If you struggle with answering questions like _"Can you please tell me a bit about yourself?" or "Please tell me about some of your strengths and weaknesses"
_
Worry no more!
Google has introduced a machine-learning powered tool that enables people to undertake mock job interview questions, with a view to improving their interview performance for the real life application process.
As you answer each question, your responses are transcribed in real time, so you can go back and review how you went.
I believe it's a great way to practice for the most commonly asked interview questions.
Other than the general category, customized interview questions for E-Commerce, IT Support, Project Management, UX Design and Data Analytics are also available.

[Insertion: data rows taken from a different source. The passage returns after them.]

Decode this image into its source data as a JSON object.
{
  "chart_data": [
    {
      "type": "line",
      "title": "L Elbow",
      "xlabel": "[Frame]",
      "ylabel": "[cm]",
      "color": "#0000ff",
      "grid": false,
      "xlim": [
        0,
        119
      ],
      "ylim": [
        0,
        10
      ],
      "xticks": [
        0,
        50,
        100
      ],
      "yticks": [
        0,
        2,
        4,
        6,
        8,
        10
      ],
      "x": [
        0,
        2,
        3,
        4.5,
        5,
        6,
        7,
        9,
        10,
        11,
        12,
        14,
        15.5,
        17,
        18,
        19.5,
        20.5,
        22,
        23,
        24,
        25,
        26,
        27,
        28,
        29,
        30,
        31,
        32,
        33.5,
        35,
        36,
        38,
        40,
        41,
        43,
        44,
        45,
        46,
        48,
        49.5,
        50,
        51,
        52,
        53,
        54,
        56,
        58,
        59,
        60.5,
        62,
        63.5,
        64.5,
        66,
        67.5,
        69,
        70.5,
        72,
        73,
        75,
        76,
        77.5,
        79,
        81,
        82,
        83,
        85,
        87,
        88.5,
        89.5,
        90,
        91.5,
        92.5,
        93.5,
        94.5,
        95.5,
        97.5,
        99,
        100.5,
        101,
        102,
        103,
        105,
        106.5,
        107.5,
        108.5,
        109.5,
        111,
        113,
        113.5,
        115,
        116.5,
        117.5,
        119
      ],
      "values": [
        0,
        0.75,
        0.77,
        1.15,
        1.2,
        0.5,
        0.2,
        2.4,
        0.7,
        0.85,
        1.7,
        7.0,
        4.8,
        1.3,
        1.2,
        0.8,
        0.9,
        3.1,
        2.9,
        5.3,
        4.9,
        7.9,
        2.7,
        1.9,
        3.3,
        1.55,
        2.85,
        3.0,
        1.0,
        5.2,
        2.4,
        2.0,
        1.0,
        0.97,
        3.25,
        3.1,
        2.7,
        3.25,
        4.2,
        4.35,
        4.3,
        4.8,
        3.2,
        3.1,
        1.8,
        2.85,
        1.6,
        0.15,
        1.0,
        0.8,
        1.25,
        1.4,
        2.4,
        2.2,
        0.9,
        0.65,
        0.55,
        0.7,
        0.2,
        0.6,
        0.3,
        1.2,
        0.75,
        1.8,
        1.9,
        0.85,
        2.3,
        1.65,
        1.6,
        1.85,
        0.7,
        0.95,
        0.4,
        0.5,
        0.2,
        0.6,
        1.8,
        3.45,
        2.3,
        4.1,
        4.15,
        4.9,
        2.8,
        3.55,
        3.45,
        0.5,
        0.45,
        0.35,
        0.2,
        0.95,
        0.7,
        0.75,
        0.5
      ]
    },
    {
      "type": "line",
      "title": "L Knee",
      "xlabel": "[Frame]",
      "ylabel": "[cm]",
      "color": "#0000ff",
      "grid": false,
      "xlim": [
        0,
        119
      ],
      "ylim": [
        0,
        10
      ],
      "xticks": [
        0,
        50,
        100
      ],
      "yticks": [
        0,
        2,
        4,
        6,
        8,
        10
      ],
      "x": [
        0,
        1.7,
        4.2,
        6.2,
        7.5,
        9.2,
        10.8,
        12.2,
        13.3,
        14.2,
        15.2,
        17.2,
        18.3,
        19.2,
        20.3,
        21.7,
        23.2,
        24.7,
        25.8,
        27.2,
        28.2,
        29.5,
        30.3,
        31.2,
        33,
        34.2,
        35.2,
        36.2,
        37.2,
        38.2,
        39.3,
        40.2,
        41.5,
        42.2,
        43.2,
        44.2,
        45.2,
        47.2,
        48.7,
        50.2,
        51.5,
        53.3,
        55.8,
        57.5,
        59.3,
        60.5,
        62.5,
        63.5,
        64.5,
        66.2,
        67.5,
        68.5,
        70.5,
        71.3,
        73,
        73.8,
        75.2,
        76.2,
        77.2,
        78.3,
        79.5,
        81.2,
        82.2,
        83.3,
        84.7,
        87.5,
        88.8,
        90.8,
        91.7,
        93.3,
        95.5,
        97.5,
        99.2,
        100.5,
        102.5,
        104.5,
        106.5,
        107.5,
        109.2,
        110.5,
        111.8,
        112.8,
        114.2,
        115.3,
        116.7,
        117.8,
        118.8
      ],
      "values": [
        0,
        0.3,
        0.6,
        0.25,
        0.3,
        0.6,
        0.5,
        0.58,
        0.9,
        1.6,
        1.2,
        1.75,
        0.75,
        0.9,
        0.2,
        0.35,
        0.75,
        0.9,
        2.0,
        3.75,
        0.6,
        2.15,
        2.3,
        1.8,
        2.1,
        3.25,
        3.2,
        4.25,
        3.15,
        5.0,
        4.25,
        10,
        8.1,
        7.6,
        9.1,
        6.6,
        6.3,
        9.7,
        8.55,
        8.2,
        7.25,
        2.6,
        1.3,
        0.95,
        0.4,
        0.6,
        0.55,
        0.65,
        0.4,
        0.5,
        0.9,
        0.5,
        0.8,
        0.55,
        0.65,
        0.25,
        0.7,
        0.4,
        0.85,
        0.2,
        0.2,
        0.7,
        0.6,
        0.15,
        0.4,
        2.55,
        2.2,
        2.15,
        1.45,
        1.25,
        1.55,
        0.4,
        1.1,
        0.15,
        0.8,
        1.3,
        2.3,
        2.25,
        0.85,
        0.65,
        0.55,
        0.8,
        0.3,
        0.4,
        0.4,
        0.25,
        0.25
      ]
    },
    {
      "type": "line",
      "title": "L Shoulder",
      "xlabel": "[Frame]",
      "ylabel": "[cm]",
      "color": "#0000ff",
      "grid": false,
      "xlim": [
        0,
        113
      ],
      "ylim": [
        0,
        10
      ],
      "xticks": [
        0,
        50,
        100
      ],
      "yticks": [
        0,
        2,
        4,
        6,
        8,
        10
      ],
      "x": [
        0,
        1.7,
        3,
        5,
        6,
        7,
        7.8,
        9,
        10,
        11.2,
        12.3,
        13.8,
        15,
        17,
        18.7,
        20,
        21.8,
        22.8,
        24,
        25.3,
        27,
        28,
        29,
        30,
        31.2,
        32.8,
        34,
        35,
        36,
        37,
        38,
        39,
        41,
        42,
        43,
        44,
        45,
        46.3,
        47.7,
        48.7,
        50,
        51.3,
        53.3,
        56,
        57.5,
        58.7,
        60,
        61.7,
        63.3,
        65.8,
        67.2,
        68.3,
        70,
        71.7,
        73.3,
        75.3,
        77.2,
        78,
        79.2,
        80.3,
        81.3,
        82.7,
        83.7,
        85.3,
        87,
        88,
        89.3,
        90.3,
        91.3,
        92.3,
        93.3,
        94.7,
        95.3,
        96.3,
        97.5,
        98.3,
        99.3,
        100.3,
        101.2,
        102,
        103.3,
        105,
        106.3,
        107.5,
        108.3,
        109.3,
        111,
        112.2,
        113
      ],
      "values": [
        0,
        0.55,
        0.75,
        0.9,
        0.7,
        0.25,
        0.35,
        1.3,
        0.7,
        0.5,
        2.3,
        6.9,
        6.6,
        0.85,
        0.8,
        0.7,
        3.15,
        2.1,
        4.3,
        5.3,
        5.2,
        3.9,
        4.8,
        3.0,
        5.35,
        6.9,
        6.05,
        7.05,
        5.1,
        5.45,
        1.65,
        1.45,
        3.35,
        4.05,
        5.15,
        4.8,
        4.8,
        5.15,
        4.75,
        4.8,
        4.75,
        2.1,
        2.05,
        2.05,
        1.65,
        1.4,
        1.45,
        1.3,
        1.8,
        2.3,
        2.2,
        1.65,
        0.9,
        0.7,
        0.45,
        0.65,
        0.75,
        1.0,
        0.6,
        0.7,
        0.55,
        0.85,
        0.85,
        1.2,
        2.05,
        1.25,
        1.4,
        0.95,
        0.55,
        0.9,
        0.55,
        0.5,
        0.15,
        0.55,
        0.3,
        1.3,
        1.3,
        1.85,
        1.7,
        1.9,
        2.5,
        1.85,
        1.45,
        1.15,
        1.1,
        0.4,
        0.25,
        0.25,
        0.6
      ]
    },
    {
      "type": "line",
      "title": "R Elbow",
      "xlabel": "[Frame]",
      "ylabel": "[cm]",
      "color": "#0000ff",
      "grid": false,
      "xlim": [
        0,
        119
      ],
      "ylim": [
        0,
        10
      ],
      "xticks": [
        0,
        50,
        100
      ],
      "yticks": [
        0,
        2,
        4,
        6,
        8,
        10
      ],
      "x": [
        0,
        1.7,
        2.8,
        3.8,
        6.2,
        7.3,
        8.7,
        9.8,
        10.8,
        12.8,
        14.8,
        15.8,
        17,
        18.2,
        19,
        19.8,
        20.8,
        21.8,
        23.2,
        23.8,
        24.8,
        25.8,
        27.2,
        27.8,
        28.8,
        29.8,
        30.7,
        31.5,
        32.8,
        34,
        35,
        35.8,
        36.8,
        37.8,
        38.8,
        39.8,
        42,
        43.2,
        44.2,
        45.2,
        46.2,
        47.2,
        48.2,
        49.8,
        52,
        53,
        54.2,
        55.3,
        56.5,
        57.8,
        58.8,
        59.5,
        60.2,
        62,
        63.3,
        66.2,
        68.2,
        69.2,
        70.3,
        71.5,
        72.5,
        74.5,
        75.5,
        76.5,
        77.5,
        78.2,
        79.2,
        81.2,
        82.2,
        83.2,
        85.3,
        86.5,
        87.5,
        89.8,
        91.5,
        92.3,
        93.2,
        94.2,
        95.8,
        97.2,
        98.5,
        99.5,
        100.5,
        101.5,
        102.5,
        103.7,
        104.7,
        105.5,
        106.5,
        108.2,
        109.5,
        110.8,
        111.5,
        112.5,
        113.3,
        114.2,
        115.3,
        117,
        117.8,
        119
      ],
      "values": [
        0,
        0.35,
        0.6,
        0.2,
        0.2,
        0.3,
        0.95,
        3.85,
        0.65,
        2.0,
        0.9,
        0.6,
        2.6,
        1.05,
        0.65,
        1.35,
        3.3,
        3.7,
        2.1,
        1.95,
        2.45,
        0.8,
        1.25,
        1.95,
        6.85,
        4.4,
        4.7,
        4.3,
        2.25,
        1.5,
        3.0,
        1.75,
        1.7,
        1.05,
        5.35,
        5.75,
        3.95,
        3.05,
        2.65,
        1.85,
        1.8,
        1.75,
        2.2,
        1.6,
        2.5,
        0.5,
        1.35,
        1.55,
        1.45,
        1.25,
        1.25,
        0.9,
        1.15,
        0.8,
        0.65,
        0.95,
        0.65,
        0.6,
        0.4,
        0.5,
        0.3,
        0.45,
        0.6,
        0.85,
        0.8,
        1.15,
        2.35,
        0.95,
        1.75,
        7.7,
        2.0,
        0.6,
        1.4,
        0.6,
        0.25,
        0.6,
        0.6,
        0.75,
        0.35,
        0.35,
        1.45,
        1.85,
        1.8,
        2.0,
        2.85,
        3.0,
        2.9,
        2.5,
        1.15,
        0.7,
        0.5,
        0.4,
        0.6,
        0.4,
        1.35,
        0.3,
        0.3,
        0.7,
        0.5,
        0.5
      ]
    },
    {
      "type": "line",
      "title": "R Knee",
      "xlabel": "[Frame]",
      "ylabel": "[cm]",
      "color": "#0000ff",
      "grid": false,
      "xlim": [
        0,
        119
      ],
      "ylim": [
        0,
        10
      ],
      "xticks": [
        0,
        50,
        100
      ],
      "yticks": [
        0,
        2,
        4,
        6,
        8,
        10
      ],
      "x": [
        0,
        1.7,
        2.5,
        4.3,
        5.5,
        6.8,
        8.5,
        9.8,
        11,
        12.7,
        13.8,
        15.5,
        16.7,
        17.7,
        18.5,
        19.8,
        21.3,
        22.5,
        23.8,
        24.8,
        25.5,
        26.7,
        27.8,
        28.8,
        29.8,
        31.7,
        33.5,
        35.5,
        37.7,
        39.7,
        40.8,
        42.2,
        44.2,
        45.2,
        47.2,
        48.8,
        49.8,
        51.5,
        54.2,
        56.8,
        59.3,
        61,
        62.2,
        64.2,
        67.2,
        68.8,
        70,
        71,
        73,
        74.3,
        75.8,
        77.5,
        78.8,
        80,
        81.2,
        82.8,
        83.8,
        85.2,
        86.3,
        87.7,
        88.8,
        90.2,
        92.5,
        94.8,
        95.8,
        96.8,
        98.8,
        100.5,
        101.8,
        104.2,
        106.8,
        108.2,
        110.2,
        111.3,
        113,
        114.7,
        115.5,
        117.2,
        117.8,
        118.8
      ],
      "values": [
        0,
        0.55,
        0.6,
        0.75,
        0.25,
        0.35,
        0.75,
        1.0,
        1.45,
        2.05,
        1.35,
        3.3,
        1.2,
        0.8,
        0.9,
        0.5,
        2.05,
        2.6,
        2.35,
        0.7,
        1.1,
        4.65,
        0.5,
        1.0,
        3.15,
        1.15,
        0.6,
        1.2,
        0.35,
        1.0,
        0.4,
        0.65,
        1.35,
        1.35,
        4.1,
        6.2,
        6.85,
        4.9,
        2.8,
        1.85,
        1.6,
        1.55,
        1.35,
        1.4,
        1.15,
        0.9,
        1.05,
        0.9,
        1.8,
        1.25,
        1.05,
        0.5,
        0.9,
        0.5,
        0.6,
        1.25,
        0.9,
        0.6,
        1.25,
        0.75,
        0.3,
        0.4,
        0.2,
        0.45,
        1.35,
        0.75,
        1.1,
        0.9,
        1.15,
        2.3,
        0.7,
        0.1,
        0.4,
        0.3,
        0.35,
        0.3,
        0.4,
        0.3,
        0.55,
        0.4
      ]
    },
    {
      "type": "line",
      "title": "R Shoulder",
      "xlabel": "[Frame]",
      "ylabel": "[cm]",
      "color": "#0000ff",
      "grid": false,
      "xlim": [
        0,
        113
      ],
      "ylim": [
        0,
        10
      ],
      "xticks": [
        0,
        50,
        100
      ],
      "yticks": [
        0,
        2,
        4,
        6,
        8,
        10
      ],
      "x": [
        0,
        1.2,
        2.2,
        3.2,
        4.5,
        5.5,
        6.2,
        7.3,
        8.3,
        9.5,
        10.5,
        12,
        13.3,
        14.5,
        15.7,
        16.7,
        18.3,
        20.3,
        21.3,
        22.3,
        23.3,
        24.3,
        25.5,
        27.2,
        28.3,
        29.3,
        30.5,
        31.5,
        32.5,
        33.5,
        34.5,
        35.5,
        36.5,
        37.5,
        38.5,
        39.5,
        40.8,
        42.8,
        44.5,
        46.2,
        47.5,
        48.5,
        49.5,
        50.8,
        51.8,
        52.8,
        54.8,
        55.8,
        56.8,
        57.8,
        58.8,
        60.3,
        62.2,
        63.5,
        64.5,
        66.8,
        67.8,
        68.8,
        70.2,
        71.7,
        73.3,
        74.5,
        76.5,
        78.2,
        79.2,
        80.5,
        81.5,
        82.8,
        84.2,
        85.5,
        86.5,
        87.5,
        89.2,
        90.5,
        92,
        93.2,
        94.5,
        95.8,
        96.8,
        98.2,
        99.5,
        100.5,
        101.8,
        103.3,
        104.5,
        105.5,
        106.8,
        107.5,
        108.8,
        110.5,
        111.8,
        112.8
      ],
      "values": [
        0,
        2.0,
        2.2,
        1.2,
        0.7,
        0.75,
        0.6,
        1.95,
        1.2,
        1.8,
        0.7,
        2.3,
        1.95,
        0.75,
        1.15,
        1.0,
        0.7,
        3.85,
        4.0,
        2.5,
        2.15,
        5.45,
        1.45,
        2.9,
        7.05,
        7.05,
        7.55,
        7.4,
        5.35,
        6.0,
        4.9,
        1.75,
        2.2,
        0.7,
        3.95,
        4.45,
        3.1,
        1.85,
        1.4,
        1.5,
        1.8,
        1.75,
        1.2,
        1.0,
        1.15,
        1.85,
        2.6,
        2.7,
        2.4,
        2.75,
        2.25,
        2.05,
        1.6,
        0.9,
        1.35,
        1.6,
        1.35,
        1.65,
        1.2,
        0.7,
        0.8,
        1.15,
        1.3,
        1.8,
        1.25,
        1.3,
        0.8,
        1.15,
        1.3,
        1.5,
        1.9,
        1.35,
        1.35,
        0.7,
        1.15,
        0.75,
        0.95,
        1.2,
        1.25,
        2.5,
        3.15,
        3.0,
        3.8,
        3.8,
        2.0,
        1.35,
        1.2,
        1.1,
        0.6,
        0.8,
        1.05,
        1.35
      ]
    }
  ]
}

I encourage all job aspirants to try it out.
Top comments (12)
Google #fail - this is pathetic
Not pathetic. Maybe something wrong with your browser.
If 'something wrong' means that it's Firefox - then this really is very poor work from Google. I've tried it on Firefox on three different OS - doesn't work. Making a website that doesn't work on all modern browsers is pretty much inexcusable.
They could well support just Chrome and give a shit about the rest. Supporting Safari (the shittiest of modern browsers, the new IE) has probably been a great job, justified by the ~18% market share.
Maybe supporting a browser that has a worldwide usage around 3% like Firefox simply doesn't worth the time and I agree on that. It itches you because you're a FF user (extrapolated from the comments) but then there's Edge (with a bit more usage than FF btw), Opera, Samsung Internet, UC and many more.
I still think that if we Devs pick the browser with better support to new features (Chrome) and ignore the rest, the industry itself will be forcing lazy ass vendors either to upgrade their browsers or letting them die.
Because if we ignored the modern features back those days we would still create frontends like 10 years ago and the middle point where we live in is to add browser agent checks inside the code to see if something can be done or not (more work to everyone cause few didn't do theirs).
A browser monoculture is a ridiculously bad idea
But all of them implementing features support on a reasonable time span would be a ridiculously good thing.
We are the clients of the browsers, doesn't almost the entire world -except for monopolies and oligarchies- work hard everyday yo stay up to date with new features by market pressure so we can keep current clients and maybe get more by innovation?
Well, seems that someone didn't do that kind of homework in some browsers.
Firefox Desktop doesn't even support PWAs, neither Safari (any version) brings a good support into it, that's hilarious in 2022.
Sadly some got advantage by being the default browser in some OS and then we need to deal with Safari instead ignoring it like we do with Firefox 🙃
The most ridiculous thing is that if I swap the
user-agent
to Chrome - it works 100%, no problems whatsoever. Shoddy work, or deliberate exclusion?LoL never tried it 😂 you mean in FF or Safari? And you tested the PWA thingy or that new Google webapp?
I was referring to the Google interview thing the article is about.
I really have no idea why Firefox stopped work on PWAs for desktop (they support them on mobile) - for years it was possible behind a commandline switch (which has now been removed). It's totally capable of doing it - there are various workarounds/addons in place to do something close to it if you are so inclined... but looking at the actual issues in the bug tracker about PWA support it still seems very much on the back burner for now. Odd decision
Hello Areeba Farooq,
thanks for sharing, although I don't like the word "best" and wouldn't use it as a technically objective category unless there are some facts that can tell why it's the "best"!
They'll do anything but actually improve the recruitment process.